L’idea di porre alla base della manovra di stabilizzazione dei conti e rilancio dell’economia la riforma dell’Art. 41 della Costituzione genererà certamente dibattiti accesissimi in Parlamento e fuori: ma servirà a qualcosa? Da un punto di vista del merito, l’iniziativa non sembra cambiare molto. L’attuale articolo 41 prevede che “1. L’iniziativa economica privata è libera. 2. Non può svolgersi in contrasto con l’utilità sociale o in modo da recare danno alla libertà, alla sicurezza o alla dignità umana. 3. La legge stabilisce i programmi e i controlli opportuni perché l’attività economica privata e pubblica possa essere indirizzata a fini sociali”.

Il terzo comma, che rappresentò in Assemblea Costituente un compromesso tra le posizioni pianificatrici della sinistra e quelle liberiste, e che pure ha il merito di riservare solo alla legge la possibilità di stabilire programmi e controlli, è quello che può apparire in contrasto con una visione dell’iniziativa economica orientata al mercato: perché non si può pensare che, anche per il più convinto liberista, l’iniziativa economica possa essere esercitata a dispetto dei valori tutelati dal secondo comma.

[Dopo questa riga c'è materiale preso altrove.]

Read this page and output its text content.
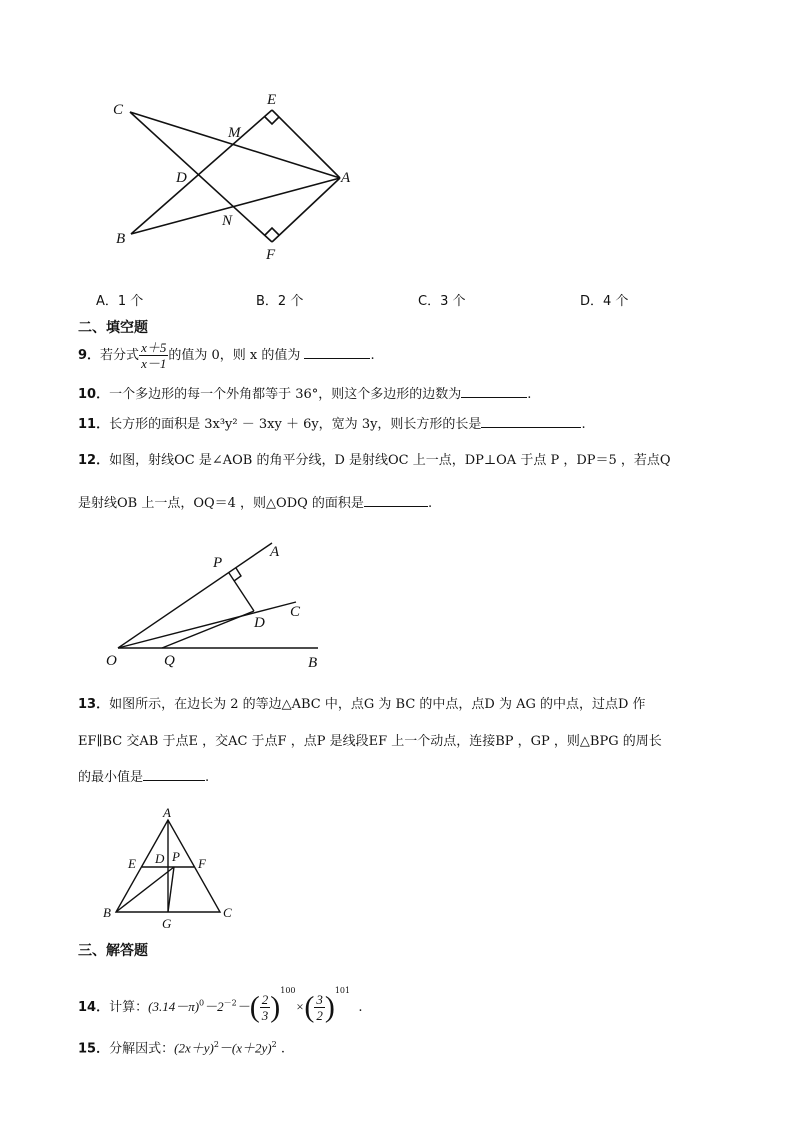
C
E
M
D	A
N
B
F
A．1 个	B．2 个	C．3 个	D．4 个
二、填空题
9．若分式 $\frac{x+5}{x-1}$ 的值为 0，则 x 的值为	.
10．一个多边形的每一个外角都等于 36°，则这个多边形的边数为	.
11．长方形的面积是 3x³y² － 3xy ＋ 6y，宽为 3y，则长方形的长是	.
12．如图，射线OC 是∠AOB 的角平分线，D 是射线OC 上一点，DP⊥OA 于点 P ，DP＝5 ，若点Q
是射线OB 上一点，OQ＝4 ，则△ODQ 的面积是	.
P
A
C
D
O	Q	B
13．如图所示，在边长为 2 的等边△ABC 中，点G 为 BC 的中点，点D 为 AG 的中点，过点D 作
EF∥BC 交AB 于点E ，交AC 于点F ，点P 是线段EF 上一个动点，连接BP ，GP ，则△BPG 的周长
的最小值是	.
A
E D P F
B
G
C
三、解答题
14．计算：$(3.14-\pi)^0-2^{-2}-( \frac{2}{3} )^{100}\times( \frac{3}{2} )^{101}$  .
15．分解因式：$(2x+y)^2-(x+2y)^2$ .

Sostanzialmente la proposta del Governo, oltre a aggiungere alcune qualificazioni un po’ barocche (come “è libero tutto ciò che non è vietato dalla legge”), consiste nell’abolirlo. Forse è una buona idea: senonché, oltre venti anni fa, un costituzionalista liberale, Giuseppe Bognetti, osservava che il terzo comma era già stato implicitamente abolito con l’ingresso dell’Italia nella Comunità, poi Unione, Europea, e l’affermarsi delle previsioni comunitarie che, come riconosciuto dalla Corte Costituzionale, prevalgono sulle stesse norme costituzionali.

Le quattro libertà, di movimento dei beni, dei servizi, delle persone e dei capitali, previste dai Trattati europei, cone pure la libertà di concorrenza, sono incompatibili con i programmi e i controlli, e di fatto hanno dato luogo all’abrogazione del terzo comma (oltre che all’ingresso nella nostra costituzione economica di concetti che ancora non sono entrati nella testa di molti politici, come la concorrenza e il mercato).

Certo, da un punto di vista di metodo, prenderne atto, pur se inutile, potrebbe avere un significato politico importante: qui c’è un governo che vuole liberalizzare sul serio! E questo significato poteva avere infatti nel 1994, quando per la prima volta Berlusconi andò al governo, sulla base di un programma di rinnovamento liberale. Senonchè, nel frattempo, la maggioranza ha cambiato programma: dal 2001 ha abbandonato il tema delle privatizzazioni e liberalizzazioni, predicando anzi la prevalenza della politica sul mercato, per favorire i campioni nazionali e sottrarli dalla concorrenza, specie estera.

E’ lecito allora il dubbio che la resipiscenza rappresenti piuttosto un “coup de theatre” per evitare di affrontare i problemi. Perché quello di cui il governo deve convincerci oggi non è che è disposto a abrogare formalmente ciò che è già stato abrogato di fatto, ma che è veramente intenzionato a rimuovere i vincoli all’iniziativa economica. In sostanza, piuttosto che pensare a generare dibattiti epocali in Parlamento sui limiti all’iniziativa economica privata, il governo farebbe meglio a mostrare un’effettiva volontà di affrontare i veri vincoli all’iniziativa: da quelli fiscali e del costo del lavoro, a quelli di “governance”, rilanciando privatizzazioni a livello nazionale e locale e intraprendendo misure di stimolo alla concorrenza; infine affrontando seriamente il problema della semplificazione.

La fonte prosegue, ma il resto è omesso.